Perez’s story isn’t unique. At the start of last season, players born in Latin American countries made up about 46 percent of the minor leagues and just less than 24 percent of the major leagues. They sign as teenagers in their native countries, develop in academies and come to the United States with little command of English and culture.
“Eury had some growing pains but, man, what an athlete,” said Class AA Harrisburg Manager Matt LeCroy, who has known and coached Perez since 2009. “He’s turned the corner.”
The Nationals signed Perez at 17 in 2007 for $25,000. He was a skinny, raw but athletic kid from a neighborhood in the capital, Santo Domingo. He learned baseball from his uncles and loved it. His mother thought Perez, one of four children, would become a photographer like his father.
Perez, though, stuck with baseball and rose through the minor league ranks with torrid hitting.
He hit .381 in 2009 in the Gulf Coast League. The following season, he earned a promotion to Class A Hagerstown and stole 64 bases.
But in order to tell him how to tweak his hitting, read pitchers and improve his base running, LeCroy had to use bilingual players.
“That’s tough because you want to have that bond with him, one-on-one, without having to bring somebody else into it,” LeCroy said. “But that’s the only way we could do it, through other players.”

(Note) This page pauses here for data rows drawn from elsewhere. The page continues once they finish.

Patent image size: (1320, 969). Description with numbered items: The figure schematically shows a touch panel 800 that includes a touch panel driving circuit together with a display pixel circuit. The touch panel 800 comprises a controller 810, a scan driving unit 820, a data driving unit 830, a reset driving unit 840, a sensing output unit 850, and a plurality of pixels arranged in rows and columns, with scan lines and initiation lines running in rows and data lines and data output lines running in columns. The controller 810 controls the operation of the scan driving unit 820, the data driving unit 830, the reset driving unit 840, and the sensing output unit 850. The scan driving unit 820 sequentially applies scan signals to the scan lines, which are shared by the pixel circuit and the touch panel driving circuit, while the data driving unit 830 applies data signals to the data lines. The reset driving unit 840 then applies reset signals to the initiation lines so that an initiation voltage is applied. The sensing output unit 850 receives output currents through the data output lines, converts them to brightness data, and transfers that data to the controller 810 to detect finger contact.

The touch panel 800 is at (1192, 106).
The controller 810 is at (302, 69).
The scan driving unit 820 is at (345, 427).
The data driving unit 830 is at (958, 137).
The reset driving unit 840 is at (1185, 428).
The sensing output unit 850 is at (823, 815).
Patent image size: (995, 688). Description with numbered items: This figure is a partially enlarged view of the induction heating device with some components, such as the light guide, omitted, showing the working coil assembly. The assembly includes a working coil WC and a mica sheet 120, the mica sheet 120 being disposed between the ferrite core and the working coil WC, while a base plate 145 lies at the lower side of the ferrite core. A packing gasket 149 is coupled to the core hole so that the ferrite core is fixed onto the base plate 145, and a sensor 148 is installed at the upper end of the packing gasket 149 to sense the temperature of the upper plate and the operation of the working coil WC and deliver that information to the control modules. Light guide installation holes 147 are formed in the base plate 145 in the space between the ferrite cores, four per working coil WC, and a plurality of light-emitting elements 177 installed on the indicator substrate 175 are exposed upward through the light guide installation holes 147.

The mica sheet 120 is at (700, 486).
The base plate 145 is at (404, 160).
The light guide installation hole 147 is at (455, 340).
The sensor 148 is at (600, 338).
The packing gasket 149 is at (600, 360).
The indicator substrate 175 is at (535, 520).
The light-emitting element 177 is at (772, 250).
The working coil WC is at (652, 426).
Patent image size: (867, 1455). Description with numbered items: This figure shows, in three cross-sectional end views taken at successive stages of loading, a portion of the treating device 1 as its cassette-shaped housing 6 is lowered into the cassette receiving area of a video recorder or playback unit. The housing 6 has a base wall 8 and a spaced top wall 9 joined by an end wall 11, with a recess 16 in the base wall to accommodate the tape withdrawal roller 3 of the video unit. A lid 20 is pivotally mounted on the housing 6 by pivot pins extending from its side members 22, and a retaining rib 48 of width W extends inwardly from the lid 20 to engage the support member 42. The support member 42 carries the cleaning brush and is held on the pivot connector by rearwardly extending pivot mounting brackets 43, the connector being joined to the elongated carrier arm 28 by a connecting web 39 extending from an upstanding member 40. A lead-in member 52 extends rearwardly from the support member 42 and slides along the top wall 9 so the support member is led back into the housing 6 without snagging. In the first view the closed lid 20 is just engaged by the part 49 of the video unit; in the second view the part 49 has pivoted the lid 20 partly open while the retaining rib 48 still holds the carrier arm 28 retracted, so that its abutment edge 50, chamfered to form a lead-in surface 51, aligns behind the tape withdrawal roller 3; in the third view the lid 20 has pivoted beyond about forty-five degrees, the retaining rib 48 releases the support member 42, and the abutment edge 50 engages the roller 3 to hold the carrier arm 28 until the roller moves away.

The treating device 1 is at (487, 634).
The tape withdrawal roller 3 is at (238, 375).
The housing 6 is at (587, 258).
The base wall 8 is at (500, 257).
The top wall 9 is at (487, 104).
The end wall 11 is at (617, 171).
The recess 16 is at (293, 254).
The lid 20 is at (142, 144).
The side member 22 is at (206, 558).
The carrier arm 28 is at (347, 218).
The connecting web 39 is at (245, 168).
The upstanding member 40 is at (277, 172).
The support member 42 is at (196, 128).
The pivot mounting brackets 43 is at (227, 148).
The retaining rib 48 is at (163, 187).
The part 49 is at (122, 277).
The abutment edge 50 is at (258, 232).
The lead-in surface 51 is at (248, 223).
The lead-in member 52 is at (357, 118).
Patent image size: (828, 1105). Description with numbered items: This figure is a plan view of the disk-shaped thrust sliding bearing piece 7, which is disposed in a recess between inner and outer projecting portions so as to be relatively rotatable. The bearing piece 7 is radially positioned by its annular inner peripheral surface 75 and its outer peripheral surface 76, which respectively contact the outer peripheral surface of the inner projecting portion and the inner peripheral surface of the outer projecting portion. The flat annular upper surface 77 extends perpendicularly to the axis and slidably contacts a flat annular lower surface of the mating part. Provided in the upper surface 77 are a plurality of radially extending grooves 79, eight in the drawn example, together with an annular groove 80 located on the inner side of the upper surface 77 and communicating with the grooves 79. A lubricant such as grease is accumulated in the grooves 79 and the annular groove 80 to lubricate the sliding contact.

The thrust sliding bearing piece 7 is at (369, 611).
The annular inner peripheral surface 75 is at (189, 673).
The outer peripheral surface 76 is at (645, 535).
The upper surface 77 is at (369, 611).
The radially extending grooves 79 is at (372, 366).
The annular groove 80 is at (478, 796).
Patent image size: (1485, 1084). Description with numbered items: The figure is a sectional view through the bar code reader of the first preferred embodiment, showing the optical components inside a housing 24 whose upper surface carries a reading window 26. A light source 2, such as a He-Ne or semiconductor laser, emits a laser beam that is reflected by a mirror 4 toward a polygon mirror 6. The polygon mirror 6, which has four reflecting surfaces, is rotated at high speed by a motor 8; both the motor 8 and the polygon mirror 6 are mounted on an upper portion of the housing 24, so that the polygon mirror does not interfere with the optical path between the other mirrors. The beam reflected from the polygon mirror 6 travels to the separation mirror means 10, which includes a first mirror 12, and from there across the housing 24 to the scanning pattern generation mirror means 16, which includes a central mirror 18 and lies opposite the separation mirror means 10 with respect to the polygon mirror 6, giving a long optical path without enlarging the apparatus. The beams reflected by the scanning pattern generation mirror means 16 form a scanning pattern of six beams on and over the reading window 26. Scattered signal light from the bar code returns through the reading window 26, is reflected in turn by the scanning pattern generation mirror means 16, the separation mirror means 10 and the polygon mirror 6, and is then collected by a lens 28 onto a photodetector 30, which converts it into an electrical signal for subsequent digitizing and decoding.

When he reached Class A Potomac in 2011 at 21, Perez admits he was scared. Already a reserved person, he spent time mostly with fellow Latin players. He lived in Woodbridge with a host family who knew a little Spanish but forced him to speak English. He had little grasp of American movies, music or food. He called his mother, Berquis, daily.
“The biggest fear of the Latinos is that you’re embarrassed when speaking English and you say something you didn’t mean to,” said catcher Carlos Maldonado, 34, a native of Venezuela who learned the language playing in the U.S. and was Perez’s teammate in Syracuse last season. “You don’t want to make a mistake in another language because you don’t know how the other person is going to take it.”